His eyes meet hers. For a few seconds they just look at each other. She searches his eyes trying to read his mind, her hand tight around his. How can it be that she still wants him this much, after everything? And while Vaughan is seriously ill in hospital? She’s a monster.
‘Beth I…’
??What?’
Her heart is aching, actually aching.
‘When this is all over and things go back to… well, whatever normal is, then perhaps we could… make a promise to each other?’ he says. ‘That we’ll make time to see one another. That we won’t let life – other people – always get in the way.’
She nods. A chink of light appears, somewhere in her mind’s eye. Perhaps they will find their way back to one another eventually. But now is not the time.
‘I know it was Maggie who did that to your nose,’ she says, gently. ‘And I know she didn’t like me.’
‘Christ. It wasn’t you. She didn’t like anyone.’
She sighs softly and rests her head on Nick’s shoulder, feeling sleep approach. But just as her eyelids begin to flicker shut, there’s a noise from the corner of the room.
She pulls away from Nick instantly, looking up as Sula, Vaughan’s long-time agent and friend, marches towards them, brandishing two coffees.

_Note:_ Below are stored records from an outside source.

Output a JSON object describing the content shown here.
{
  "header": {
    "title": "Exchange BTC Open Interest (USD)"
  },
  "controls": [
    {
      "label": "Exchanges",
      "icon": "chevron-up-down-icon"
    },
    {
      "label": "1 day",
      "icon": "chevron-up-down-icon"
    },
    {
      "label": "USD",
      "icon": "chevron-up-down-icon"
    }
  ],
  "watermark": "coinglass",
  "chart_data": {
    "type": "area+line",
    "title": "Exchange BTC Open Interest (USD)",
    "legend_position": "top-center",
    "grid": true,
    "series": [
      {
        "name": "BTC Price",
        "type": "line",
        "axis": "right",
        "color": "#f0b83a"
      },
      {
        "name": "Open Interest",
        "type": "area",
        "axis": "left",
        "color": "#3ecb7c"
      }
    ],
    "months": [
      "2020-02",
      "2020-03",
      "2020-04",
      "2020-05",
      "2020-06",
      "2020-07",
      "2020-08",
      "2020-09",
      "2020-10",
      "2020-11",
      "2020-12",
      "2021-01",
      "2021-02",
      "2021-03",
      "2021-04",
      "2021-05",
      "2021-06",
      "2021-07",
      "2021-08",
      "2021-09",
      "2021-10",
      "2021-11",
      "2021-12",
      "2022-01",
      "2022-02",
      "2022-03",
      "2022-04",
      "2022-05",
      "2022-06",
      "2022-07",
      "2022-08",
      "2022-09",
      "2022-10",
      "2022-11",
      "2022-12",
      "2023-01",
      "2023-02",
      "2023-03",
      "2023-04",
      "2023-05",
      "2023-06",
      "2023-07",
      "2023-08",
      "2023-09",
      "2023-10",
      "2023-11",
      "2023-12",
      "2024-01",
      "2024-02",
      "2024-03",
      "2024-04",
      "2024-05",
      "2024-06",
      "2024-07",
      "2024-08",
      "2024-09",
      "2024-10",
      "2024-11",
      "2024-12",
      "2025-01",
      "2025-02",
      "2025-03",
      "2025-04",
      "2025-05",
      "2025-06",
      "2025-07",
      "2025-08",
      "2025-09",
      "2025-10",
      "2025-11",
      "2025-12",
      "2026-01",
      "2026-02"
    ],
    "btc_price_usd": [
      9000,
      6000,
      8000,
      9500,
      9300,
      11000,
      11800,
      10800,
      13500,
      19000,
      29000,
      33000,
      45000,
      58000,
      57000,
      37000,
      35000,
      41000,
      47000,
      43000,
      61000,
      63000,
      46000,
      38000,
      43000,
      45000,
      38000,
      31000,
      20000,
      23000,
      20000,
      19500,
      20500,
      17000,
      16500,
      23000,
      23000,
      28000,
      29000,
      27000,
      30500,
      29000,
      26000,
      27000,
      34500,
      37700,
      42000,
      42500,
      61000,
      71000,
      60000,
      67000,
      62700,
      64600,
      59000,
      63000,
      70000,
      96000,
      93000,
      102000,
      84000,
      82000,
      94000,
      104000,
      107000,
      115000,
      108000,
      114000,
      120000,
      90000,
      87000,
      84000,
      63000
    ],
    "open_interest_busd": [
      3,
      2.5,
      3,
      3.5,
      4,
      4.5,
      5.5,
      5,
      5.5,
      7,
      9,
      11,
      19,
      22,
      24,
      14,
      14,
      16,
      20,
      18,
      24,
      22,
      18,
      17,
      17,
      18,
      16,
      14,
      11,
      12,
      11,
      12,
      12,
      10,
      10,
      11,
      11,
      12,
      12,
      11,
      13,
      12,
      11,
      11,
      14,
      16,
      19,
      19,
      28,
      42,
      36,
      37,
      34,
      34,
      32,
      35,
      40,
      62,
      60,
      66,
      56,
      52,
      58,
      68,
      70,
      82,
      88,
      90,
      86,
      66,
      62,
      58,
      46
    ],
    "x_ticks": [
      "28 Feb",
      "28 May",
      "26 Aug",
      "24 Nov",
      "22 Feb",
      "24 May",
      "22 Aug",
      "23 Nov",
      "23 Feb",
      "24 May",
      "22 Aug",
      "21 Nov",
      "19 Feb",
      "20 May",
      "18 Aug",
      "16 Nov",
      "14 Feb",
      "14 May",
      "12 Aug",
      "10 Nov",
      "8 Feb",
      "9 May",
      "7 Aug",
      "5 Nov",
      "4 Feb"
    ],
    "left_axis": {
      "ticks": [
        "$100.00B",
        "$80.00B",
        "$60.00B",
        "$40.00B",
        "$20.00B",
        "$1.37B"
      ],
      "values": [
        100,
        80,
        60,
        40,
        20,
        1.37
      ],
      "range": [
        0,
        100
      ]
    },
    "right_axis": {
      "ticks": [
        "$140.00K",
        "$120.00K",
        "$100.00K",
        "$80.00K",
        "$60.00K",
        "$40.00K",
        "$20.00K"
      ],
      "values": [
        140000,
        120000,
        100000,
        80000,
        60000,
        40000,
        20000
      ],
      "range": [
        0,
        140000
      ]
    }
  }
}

‘I had to go three blocks to find a Starbucks,’ she says, handing one to Beth. ‘The hospital coffee tastes like shit. Oh, hi, who’s your friend?’
‘Oh, this is… Nick,’ Beth says, standing up. ‘He’s an old friend of mine from the UK. He… happened to be over here on business and wanted to drop by and see how I was doing.’
She shouldn’t have lied. Why did she lie?
‘Nice to meet you Nick,’ Sula says, shaking his hand. ‘The old guy has given us both quite a fright. But he’s tough as nails.’
Sula cocks her head on one side, screws up her nose.